Giovedì 25 Aprile 2024

Infermiera di Piombino, "solo deboli indizi". I giudici demoliscono l’accusa

Firenze, il Riesame: "Nessuna prova per i 13 decessi in ospedale"

Fausta Bonino al rientro dopo la scarcerazione

Fausta Bonino al rientro dopo la scarcerazione

Piombino (Livorno), 21 maggio 2016 - Rinchiusa per 21 giorni in carcere, indicata come la serial killer dell’ospedale di Piombino, l’infermiera Fausta Bonino è stata detenuta sulla base di «elementi indiziari non connotati da gravità, precisione e concordanza». Arrivano a distanza di 30 giorni dalla sua scarcerazione, le motivazioni della decisione con cui il tribunale del Riesame di Firenze ha annullato l’ordinanza di custodia cautelare emessa dal gip di Livorno. Quindici pagine che ricostruiscono le tappe e i punti deboli dell’indagine sul «giallo dell’eparina», coordinata dal pm Massimo Mannucci e avviata dai carabinieri del Nas sulla base di una “soffiata”. Una non meglio precisata «fonte confidenziale» che l’8 maggio 2015 invita i militari del Nucleo antisofisticazioni ad investigare su «tre anni di inspiegabili decessi di pazienti ricoverati nel reparto di cardiologia e rianimazione, a causa di improvvisi eventi emorragici, verosimimilmente riconducibili alla somministrazione di anticoagulanti non prescritti a fini terapeutici».

Da lì in poi il cerchio si stringe attorno a Fausta Bonino, l’unica operatrice del reparto sempre presente nei turni sospetti e con una personalità che gli inquirenti ritengono «compatibile» con il profilo del serial killer delineato nell’elaborato tecnico dei Nas. In particolare i suoi problemi di epilessia, i farmaci con cui si cura per questo disturbo e «un particolare atteggiamento della Bonino nei riguardi della morte», a cominciare dalle confidenze (risalenti a due anni prima) riferite da una collega, di lei che si lamentava del fatto che gli altri reparti usassero mandare i pazienti a morire in rianimazione. I giudici del Riesame disinnescano gli indizi uno per uno. Partendo dalle intercettazioni, che «testimoniano solo un senso di impotenza, la sensazione di accerchiamento, la rabbia per essere stata sacrificata dalle colleghe e comunque non sono in alcun modo rilevanti posto che la Bonino era consapevole di essere intercettata».

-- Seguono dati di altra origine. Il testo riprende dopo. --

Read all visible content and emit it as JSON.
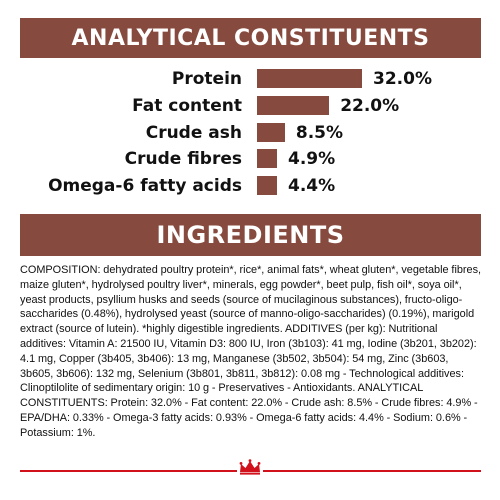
{
  "analytical": {
    "title": "ANALYTICAL CONSTITUENTS",
    "bar_color": "#874a3e",
    "rows": [
      {
        "label": "Protein",
        "value": "32.0%",
        "percent": 32.0
      },
      {
        "label": "Fat content",
        "value": "22.0%",
        "percent": 22.0
      },
      {
        "label": "Crude ash",
        "value": "8.5%",
        "percent": 8.5
      },
      {
        "label": "Crude fibres",
        "value": "4.9%",
        "percent": 4.9
      },
      {
        "label": "Omega-6 fatty acids",
        "value": "4.4%",
        "percent": 4.4
      }
    ]
  },
  "ingredients": {
    "title": "INGREDIENTS",
    "text": "COMPOSITION: dehydrated poultry protein*, rice*, animal fats*, wheat gluten*, vegetable fibres, maize gluten*, hydrolysed poultry liver*, minerals, egg powder*, beet pulp, fish oil*, soya oil*, yeast products, psyllium husks and seeds (source of mucilaginous substances), fructo-oligo-saccharides (0.48%), hydrolysed yeast (source of manno-oligo-saccharides) (0.19%), marigold extract (source of lutein). *highly digestible ingredients. ADDITIVES (per kg): Nutritional additives: Vitamin A: 21500 IU, Vitamin D3: 800 IU, Iron (3b103): 41 mg, Iodine (3b201, 3b202): 4.1 mg, Copper (3b405, 3b406): 13 mg, Manganese (3b502, 3b504): 54 mg, Zinc (3b603, 3b605, 3b606): 132 mg, Selenium (3b801, 3b811, 3b812): 0.08 mg - Technological additives: Clinoptilolite of sedimentary origin: 10 g - Preservatives - Antioxidants. ANALYTICAL CONSTITUENTS: Protein: 32.0% - Fat content: 22.0% - Crude ash: 8.5% - Crude fibres: 4.9% - EPA/DHA: 0.33% - Omega-3 fatty acids: 0.93% - Omega-6 fatty acids: 4.4% - Sodium: 0.6% - Potassium: 1%."
  },
  "footer": {
    "rule_color": "#d1121d",
    "logo_icon": "crown-logo-icon"
  }
}
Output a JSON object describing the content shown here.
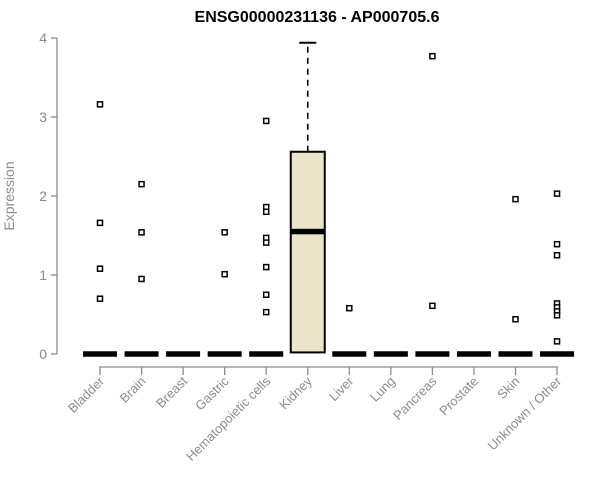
{
  "title": "ENSG00000231136 - AP000705.6",
  "colors": {
    "background": "#ffffff",
    "axis": "#8c8c8c",
    "tick_label": "#8c8c8c",
    "title_color": "#000000",
    "box_fill": "#EAE5C9",
    "box_border": "#000000",
    "median_color": "#000000",
    "marker_stroke": "#000000",
    "marker_fill": "#ffffff"
  },
  "chart_data": {
    "type": "boxplot",
    "title": "ENSG00000231136 - AP000705.6",
    "xlabel": "",
    "ylabel": "Expression",
    "ylim": [
      0,
      4
    ],
    "yticks": [
      "0",
      "1",
      "2",
      "3",
      "4"
    ],
    "grid": false,
    "legend": "none",
    "categories": [
      "Bladder",
      "Brain",
      "Breast",
      "Gastric",
      "Hematopoietic cells",
      "Kidney",
      "Liver",
      "Lung",
      "Pancreas",
      "Prostate",
      "Skin",
      "Unknown / Other"
    ],
    "boxes": [
      {
        "category": "Bladder",
        "median": 0
      },
      {
        "category": "Brain",
        "median": 0
      },
      {
        "category": "Breast",
        "median": 0
      },
      {
        "category": "Gastric",
        "median": 0
      },
      {
        "category": "Hematopoietic cells",
        "median": 0
      },
      {
        "category": "Kidney",
        "q1": 0.02,
        "median": 1.55,
        "q3": 2.56,
        "whisker_high": 3.94
      },
      {
        "category": "Liver",
        "median": 0
      },
      {
        "category": "Lung",
        "median": 0
      },
      {
        "category": "Pancreas",
        "median": 0
      },
      {
        "category": "Prostate",
        "median": 0
      },
      {
        "category": "Skin",
        "median": 0
      },
      {
        "category": "Unknown / Other",
        "median": 0
      }
    ],
    "points": [
      [
        3.16,
        1.66,
        1.08,
        0.7
      ],
      [
        2.15,
        1.54,
        0.95
      ],
      [],
      [
        1.54,
        1.01
      ],
      [
        2.95,
        1.86,
        1.8,
        1.47,
        1.41,
        1.1,
        0.75,
        0.53
      ],
      [],
      [
        0.58
      ],
      [],
      [
        3.77,
        0.61
      ],
      [],
      [
        1.96,
        0.44
      ],
      [
        2.03,
        1.39,
        1.25,
        0.64,
        0.59,
        0.54,
        0.49,
        0.16
      ]
    ]
  }
}
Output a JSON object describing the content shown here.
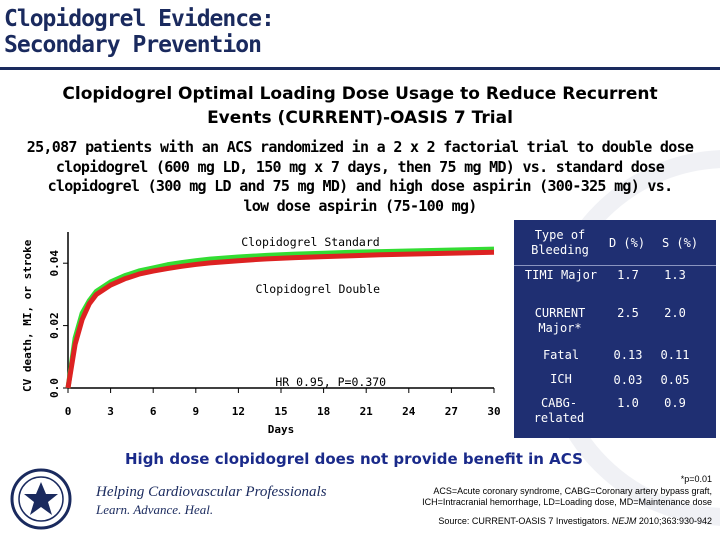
{
  "slide": {
    "title_line1": "Clopidogrel Evidence:",
    "title_line2": "Secondary Prevention",
    "subtitle_line1": "Clopidogrel Optimal Loading Dose Usage to Reduce Recurrent",
    "subtitle_line2": "Events (CURRENT)-OASIS 7 Trial",
    "desc_line1": "25,087 patients with an ACS randomized in a 2 x 2 factorial trial to double dose",
    "desc_line2": "clopidogrel (600 mg LD, 150 mg x 7 days, then 75 mg MD) vs. standard dose",
    "desc_line3": "clopidogrel (300 mg LD and 75 mg MD) and high dose aspirin (300-325 mg) vs.",
    "desc_line4": "low dose aspirin (75-100 mg)",
    "conclusion": "High dose clopidogrel does not provide benefit in ACS",
    "footnote_p": "*p=0.01",
    "footnote_abbrev1": "ACS=Acute coronary syndrome, CABG=Coronary artery bypass graft,",
    "footnote_abbrev2": "ICH=Intracranial hemorrhage, LD=Loading dose, MD=Maintenance dose",
    "source_prefix": "Source: CURRENT-OASIS 7 Investigators.",
    "source_journal": "NEJM",
    "source_suffix": "2010;363:930-942",
    "tagline1": "Helping Cardiovascular Professionals",
    "tagline2": "Learn. Advance. Heal."
  },
  "colors": {
    "title": "#1a2a5e",
    "standard": "#33dd33",
    "double": "#dd2222",
    "table_bg": "#1f2f72",
    "conclusion": "#1a2a8a"
  },
  "chart_data": {
    "type": "line",
    "title": "",
    "xlabel": "Days",
    "ylabel": "CV death, MI, or stroke",
    "xlim": [
      0,
      30
    ],
    "ylim": [
      0,
      0.05
    ],
    "x_ticks": [
      "0",
      "3",
      "6",
      "9",
      "12",
      "15",
      "18",
      "21",
      "24",
      "27",
      "30"
    ],
    "y_ticks": [
      "0.0",
      "0.02",
      "0.04"
    ],
    "annotation": "HR 0.95, P=0.370",
    "series": [
      {
        "name": "Clopidogrel Standard",
        "x": [
          0,
          0.5,
          1,
          1.5,
          2,
          3,
          4,
          5,
          6,
          7,
          8,
          9,
          10,
          12,
          14,
          16,
          18,
          20,
          22,
          24,
          26,
          28,
          30
        ],
        "y": [
          0,
          0.016,
          0.024,
          0.028,
          0.031,
          0.034,
          0.036,
          0.0375,
          0.0385,
          0.0395,
          0.0402,
          0.0408,
          0.0413,
          0.042,
          0.0425,
          0.0429,
          0.0432,
          0.0435,
          0.0437,
          0.0439,
          0.0441,
          0.0443,
          0.0445
        ]
      },
      {
        "name": "Clopidogrel Double",
        "x": [
          0,
          0.5,
          1,
          1.5,
          2,
          3,
          4,
          5,
          6,
          7,
          8,
          9,
          10,
          12,
          14,
          16,
          18,
          20,
          22,
          24,
          26,
          28,
          30
        ],
        "y": [
          0,
          0.014,
          0.022,
          0.027,
          0.03,
          0.033,
          0.035,
          0.0365,
          0.0375,
          0.0383,
          0.039,
          0.0396,
          0.0401,
          0.0408,
          0.0414,
          0.0418,
          0.0421,
          0.0424,
          0.0427,
          0.0429,
          0.0431,
          0.0433,
          0.0435
        ]
      }
    ]
  },
  "bleeding_table": {
    "headers": [
      "Type of Bleeding",
      "D (%)",
      "S (%)"
    ],
    "rows": [
      {
        "type": "TIMI Major",
        "d": "1.7",
        "s": "1.3"
      },
      {
        "type": "CURRENT Major*",
        "d": "2.5",
        "s": "2.0"
      },
      {
        "type": "Fatal",
        "d": "0.13",
        "s": "0.11"
      },
      {
        "type": "ICH",
        "d": "0.03",
        "s": "0.05"
      },
      {
        "type": "CABG-related",
        "d": "1.0",
        "s": "0.9"
      }
    ]
  }
}
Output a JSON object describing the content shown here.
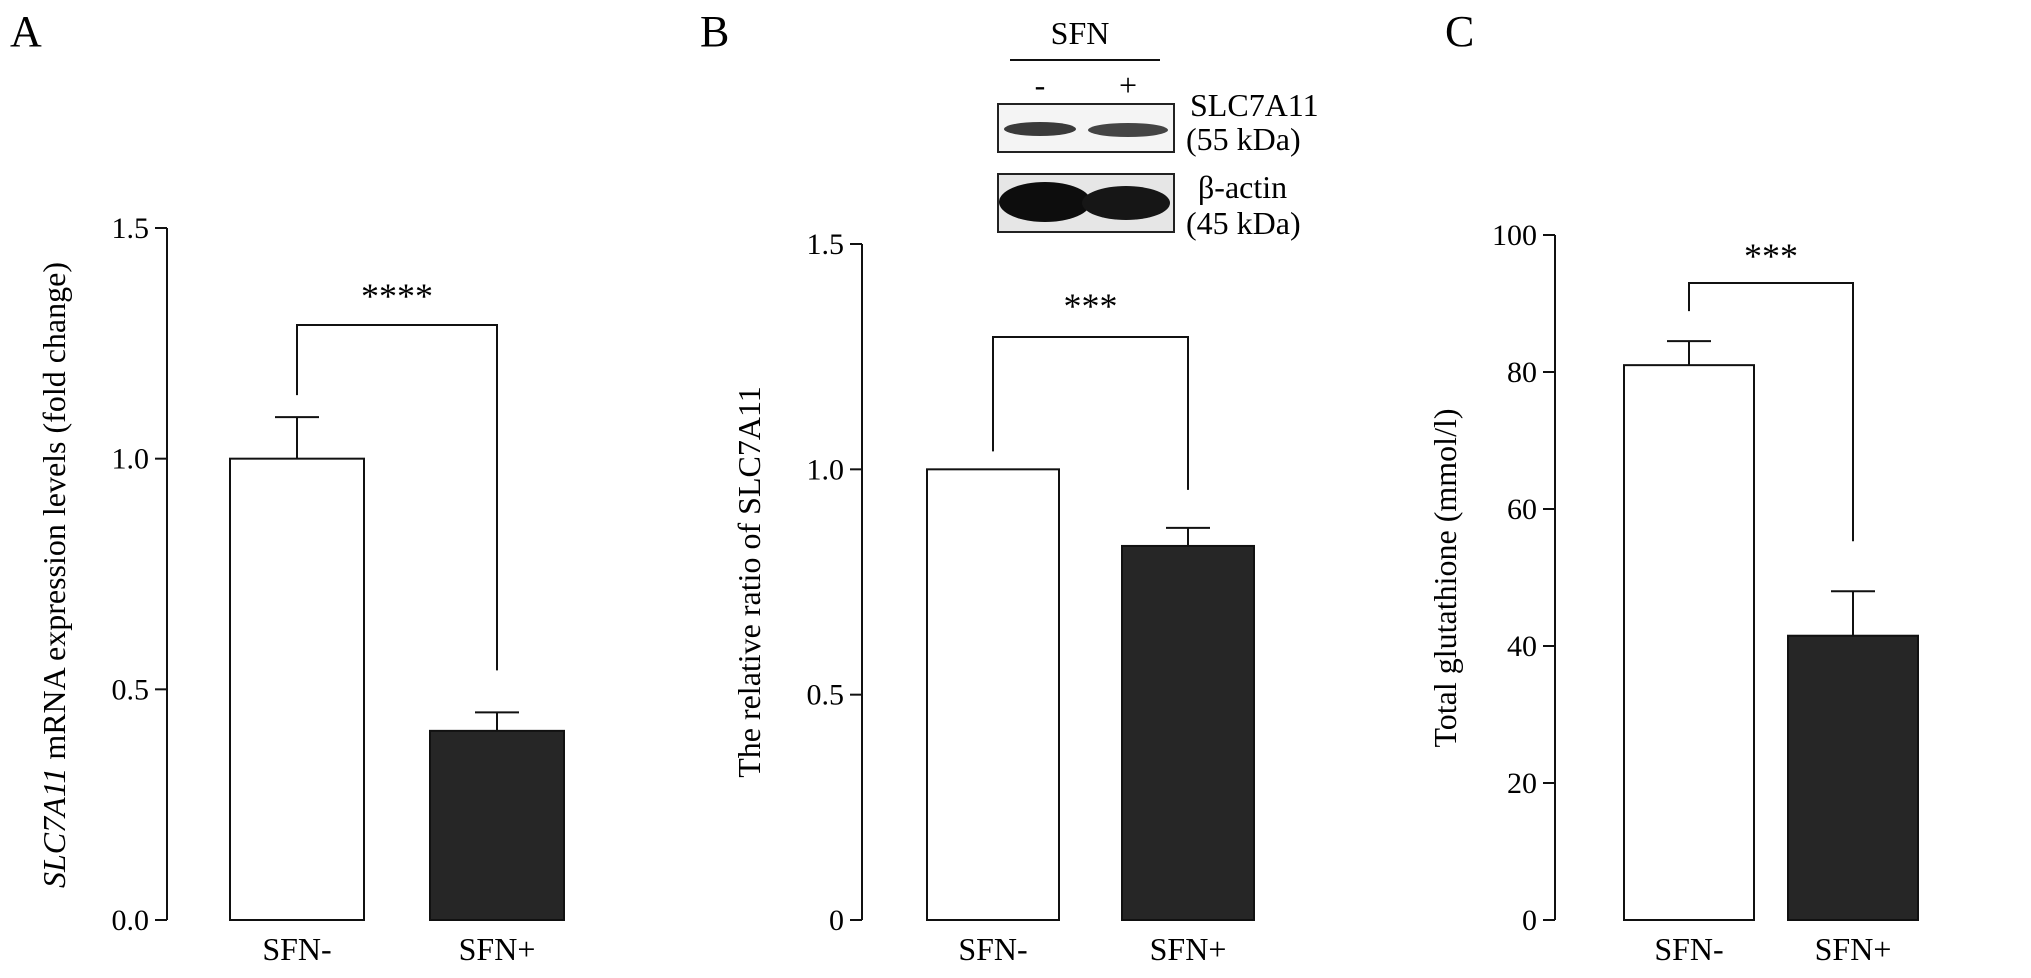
{
  "chart_data": [
    {
      "panel": "A",
      "type": "bar",
      "categories": [
        "SFN-",
        "SFN+"
      ],
      "values": [
        1.0,
        0.41
      ],
      "errors": [
        0.09,
        0.04
      ],
      "bar_colors": [
        "#ffffff",
        "#262626"
      ],
      "ylabel_italic": "SLC7A11",
      "ylabel_rest": " mRNA expression levels (fold change)",
      "ylim": [
        0,
        1.5
      ],
      "yticks": [
        "0.0",
        "0.5",
        "1.0",
        "1.5"
      ],
      "ytick_values": [
        0,
        0.5,
        1.0,
        1.5
      ],
      "significance": "****"
    },
    {
      "panel": "B",
      "type": "bar",
      "categories": [
        "SFN-",
        "SFN+"
      ],
      "values": [
        1.0,
        0.83
      ],
      "errors": [
        0.0,
        0.04
      ],
      "bar_colors": [
        "#ffffff",
        "#262626"
      ],
      "ylabel": "The relative ratio of SLC7A11",
      "ylim": [
        0,
        1.5
      ],
      "yticks": [
        "0",
        "0.5",
        "1.0",
        "1.5"
      ],
      "ytick_values": [
        0,
        0.5,
        1.0,
        1.5
      ],
      "significance": "***",
      "blot": {
        "treatment": "SFN",
        "lanes": [
          "-",
          "+"
        ],
        "bands": [
          {
            "protein": "SLC7A11",
            "size": "(55 kDa)"
          },
          {
            "protein": "β-actin",
            "size": "(45 kDa)"
          }
        ]
      }
    },
    {
      "panel": "C",
      "type": "bar",
      "categories": [
        "SFN-",
        "SFN+"
      ],
      "values": [
        81,
        41.5
      ],
      "errors": [
        3.5,
        6.5
      ],
      "bar_colors": [
        "#ffffff",
        "#262626"
      ],
      "ylabel": "Total glutathione (mmol/l)",
      "ylim": [
        0,
        100
      ],
      "yticks": [
        "0",
        "20",
        "40",
        "60",
        "80",
        "100"
      ],
      "ytick_values": [
        0,
        20,
        40,
        60,
        80,
        100
      ],
      "significance": "***"
    }
  ]
}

Poi il Riesame riannoda il nastro della scia di decessi sospetti. Come quello della paziente Marcella Ferri - morta il 9 agosto 2015 - il cui figlio sorprende la Bonino a iniettare alla donna un farmaco non prescritto, e poco dopo lei muore. «Dalle deposizioni di altri operatori - scrivono i giudici - è emerso che dopo che il figlio era uscito, la signora Ferri si era svegliata, era vigile ed era stata addirittura lavata e cambiata». E l’esame della cartella clinica ha evidenziato come «il repentino peggioramento» fosse «spiegabile con le patologie di cui la Ferri era affetta, potendo essere subentrato un infarto acuto del miocardio che causa brachicardia», come aveva la paziente prima di morire. «La cremazione della donna - scrive il Riesame - impediva ogni accertamento medico–legale». Gli indizi non sono sufficienti, secondo il Riesame, neppure per gli altri decessi. Per Bruno Carletti, morto il 29 settembre 2015, per Angelo Ceccanti, morto il 2 luglio 2015, per Franca Morganti, morta il 9 gennaio 2015, per Mario Coppola, morto l’11 marzo del 2015 (e arrivato in ospedale con problemi di coagulazione provocati da iperdosaggio da Coumadin) «non si ritiene accertato il momento della somministrazione di eparina». «Un’incertezza non colmabile se non con una consulenza ematologica».

I riscontri ematochimici necessari ad attribuire le morti ad iniezioni massicce di eparina somministrata allo scopo di uccidere sono carenti - secondo il Riesame - anche nei decessi di Marco Fantozzi (19 gennaio 2014), Terside Milani (27 giugno), Adriana Salti (22 settembre), Enzo Peccianti (2 ottobre), Elmo Sonetti, (24 novembre) Marisa Bernardini (morta due giorni dopo), Lilia Mischi (20 dicembre) e Alfio Fiaschi (26 dicembre 2014). Per nessuno di questi casi si sa con certezza quando sarebbe stata somministrata l’eparina, il farmaco che provoca una «scoagulazione» in grado di uccidere chi ha ferite o problemi infiammatori gravi. In alcuni casi sicuramente Fausta Bonino non era presente. E «la complessità delle questioni scientifiche richiede l’espletamento di una perizia tecnica, che tra l’altro risulta essere già disposta». Insomma, la soluzione del giallo è tutta da scrivere.